According to the Round 1 auditors, UNDP made unauthorized hard currency payments to the North Korean government, not only for its own work in North Korea but for a variety of other U.N. agencies — at least $72 million from 2002 to 2006.

UNDP had hired 22 of its 31 staffers locally, in some cases in oversight roles. The local employees were not only nominated by Kim’s dictatorship, but remained North Korean government employees. The auditors also declared that many inspections of UNDP development projects in North Korea were only carried out under North Korean escort and in some cases by the same local North Korean employees.

Despite all that, UNDP officials declared the initial audit an exoneration, leading to declarations of “dismay” by U.S. diplomats.

Since then, the issue has further morphed into a point of visible tension between the U.S. mission to the U.N. and top UNDP officials, especially the multibillion-dollar agency’s No. 2 man, Associate Administrator Ad Melkert, who allegedly threatened “retaliation” against the U.S. in closed-door meetings over the North Korea affair. Melkert and UNDP have strongly denied the allegation.

For their part, U.S. officials raised the stakes further by documenting additional UNDP fund diversions, in some cases to known North Korean weapons developers, from their own sources. UNDP has in turn rejected the U.S. allegations as based on false evidence and challenged U.S. diplomats to come up with more and better documentation.

All told, the confrontation has marked an extraordinary watershed in relations between the $5 billion U.N. flagship development agency and its largest single financial supporter. The U.S. contributes roughly $100 million to the UNDP budget and is a member of its overseeing 36-nation Executive Board.

The question is whether a further audit will clear the air — or add to the fog.

The auditors themselves do not appear to be entirely sure.

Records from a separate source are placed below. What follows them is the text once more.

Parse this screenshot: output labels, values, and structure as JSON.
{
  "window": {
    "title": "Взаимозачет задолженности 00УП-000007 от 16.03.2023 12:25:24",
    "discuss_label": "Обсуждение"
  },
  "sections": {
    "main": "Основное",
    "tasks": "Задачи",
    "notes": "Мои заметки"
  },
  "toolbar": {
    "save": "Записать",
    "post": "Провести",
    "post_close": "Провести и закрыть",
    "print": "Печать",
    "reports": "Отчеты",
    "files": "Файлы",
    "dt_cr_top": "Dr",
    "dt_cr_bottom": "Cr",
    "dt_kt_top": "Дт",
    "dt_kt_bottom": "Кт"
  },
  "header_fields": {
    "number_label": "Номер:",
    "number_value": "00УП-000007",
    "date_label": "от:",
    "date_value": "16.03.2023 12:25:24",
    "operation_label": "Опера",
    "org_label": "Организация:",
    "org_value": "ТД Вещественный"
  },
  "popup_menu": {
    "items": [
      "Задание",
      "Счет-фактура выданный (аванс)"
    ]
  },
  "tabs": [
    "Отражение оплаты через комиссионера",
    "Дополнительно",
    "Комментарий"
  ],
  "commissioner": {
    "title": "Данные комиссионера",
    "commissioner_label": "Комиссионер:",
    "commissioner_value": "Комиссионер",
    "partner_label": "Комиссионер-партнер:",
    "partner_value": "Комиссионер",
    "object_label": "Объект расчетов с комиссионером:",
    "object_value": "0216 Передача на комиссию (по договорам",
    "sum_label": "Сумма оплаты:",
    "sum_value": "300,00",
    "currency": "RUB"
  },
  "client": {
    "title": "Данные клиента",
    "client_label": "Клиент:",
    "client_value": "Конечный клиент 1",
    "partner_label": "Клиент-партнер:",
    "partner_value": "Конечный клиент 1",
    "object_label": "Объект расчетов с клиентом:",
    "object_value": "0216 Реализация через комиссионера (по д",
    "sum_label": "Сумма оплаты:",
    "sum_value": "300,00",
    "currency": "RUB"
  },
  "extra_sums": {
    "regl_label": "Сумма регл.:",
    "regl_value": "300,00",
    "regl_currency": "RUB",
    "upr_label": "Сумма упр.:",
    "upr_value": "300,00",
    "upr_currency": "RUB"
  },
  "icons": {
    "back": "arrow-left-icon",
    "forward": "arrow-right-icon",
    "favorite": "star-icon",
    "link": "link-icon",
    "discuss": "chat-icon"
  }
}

In the letter to the U.N. budget committee, the head of the U.N. auditing board, Philippe Seguin, gingerly declares that a second probe “will provide additional evidence” to back the conclusions of the initial report.

But the auditors backed away from recommendations in the earlier document that urged the U.N. seek “accountability” for the lapses outlined in its first report and attempt to trace where UNDP money might have migrated in North Korea once it left the agency’s hands.

Nor will the new probe attempt to clarify another explosive issue: the discovery of at least $3,500 in counterfeit U.S. money that had apparently been stowed for years in a UNDP safe in Pyongyang. Such efforts would be “investigative,” Seguin says, and thus outside the auditors’ mandate.

Finally, the new probe will depend once again on the whims of North Korea’s rulers on whether the inspectors will get to visit Pyongyang at all. Seguin’s letter makes clear that the auditors require “unrestricted access” to UNDP and other U.N. operations in North Korea, as well as visas, housing, and “agreement on access to all project sites.” All were refused for the first audit.

If that permission is not granted, UNDP officials have promised that they will bring their documents, both paper and electronic, out of North Korea for inspection — something the U.S. has demanded since before the initial audit took place.

But that in turn could raise questions about whether any of the records were erased or suppressed in the months since the controversy surfaced—or even if they all have then made the trip back from Pyongyang.

All such sparring, however, lies far ahead — provided that the U.N.’s promise to keep probing continues to be honored.

George Russell is executive editor of FOX News.